History
- Name: Onnuri
- Owner: Korean Ocean Research and Development Institute
- Port of registry: South Korea
- Builder: Mjellem & Karlsen Verft AS, Skipsteknisk AS, Bergen, Norway
- Launched: 1991
- Completed: 1992
- Identification: Call sign: D9XJ; IMO number: 9011583; MMSI number: 440452000;
- Status: Operational

General characteristics
- Type: Research Vessel
- Length: 63.8 m (209 ft)
- Beam: 12 m (39 ft)
- Decks: Two main engines (2 × 1,160 kW)
- Speed: 15.4 knots (28.5 km/h; 17.7 mph)
- Range: 10,000 nautical miles (19,000 km; 12,000 mi)
- Crew: 16 + 25 Scientists

= RV Onnuri =

RV Onnuri is one of the Korean Ocean Research and Development Institute (KORDI)'s research vessels.
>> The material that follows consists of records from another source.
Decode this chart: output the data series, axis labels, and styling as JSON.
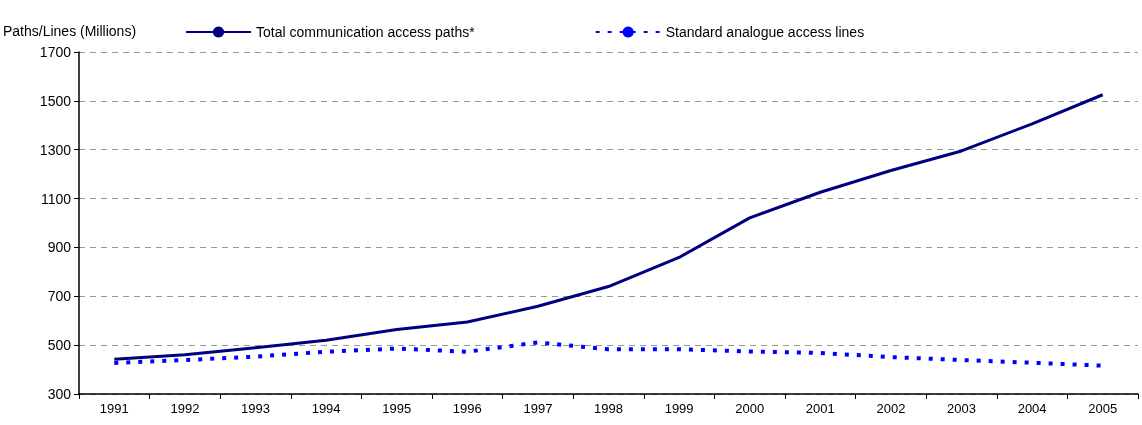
{
  "chart_data": {
    "type": "line",
    "ylabel": "Paths/Lines (Millions)",
    "categories": [
      "1991",
      "1992",
      "1993",
      "1994",
      "1995",
      "1996",
      "1997",
      "1998",
      "1999",
      "2000",
      "2001",
      "2002",
      "2003",
      "2004",
      "2005"
    ],
    "series": [
      {
        "name": "Total communication access paths*",
        "color": "#000080",
        "line_style": "solid",
        "values": [
          442,
          461,
          489,
          520,
          564,
          595,
          659,
          740,
          859,
          1021,
          1126,
          1215,
          1295,
          1406,
          1525
        ]
      },
      {
        "name": "Standard analogue access lines",
        "color": "#0000ff",
        "line_style": "dashed",
        "values": [
          427,
          439,
          453,
          473,
          486,
          473,
          511,
          483,
          483,
          474,
          468,
          451,
          439,
          428,
          416
        ]
      }
    ],
    "ylim": [
      300,
      1700
    ],
    "yticks": [
      300,
      500,
      700,
      900,
      1100,
      1300,
      1500,
      1700
    ],
    "grid": "y",
    "legend": "top",
    "marker": "none"
  }
}
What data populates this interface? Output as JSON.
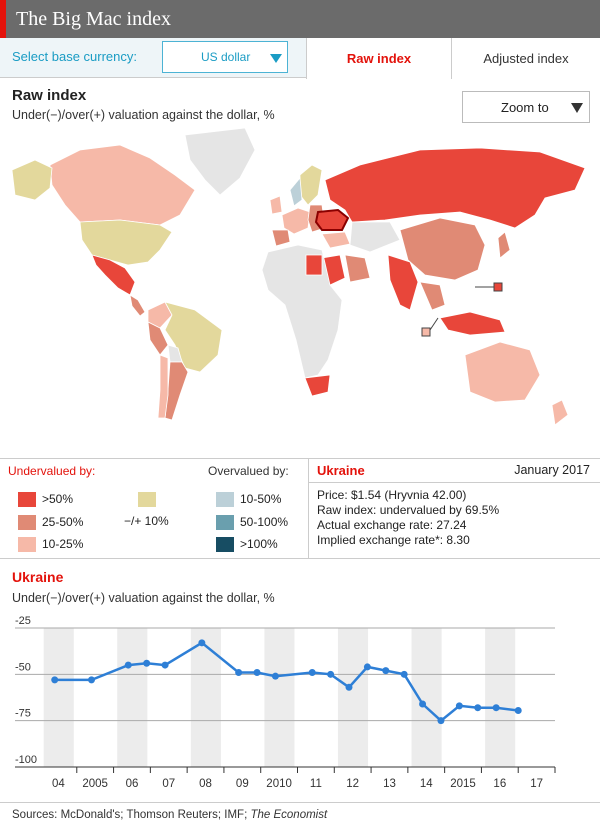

She was built in Bergen, Norway in 1991 by Mjellem & Karlsen Verft AS and designed by Skipsteknisk AS. She has been used to supply Korea's Antarctic research station (King Sejong Station) as well as undertaking oceanographic research in the Pacific Ocean. She has a sister ship, Eardo, also operated by KORDI.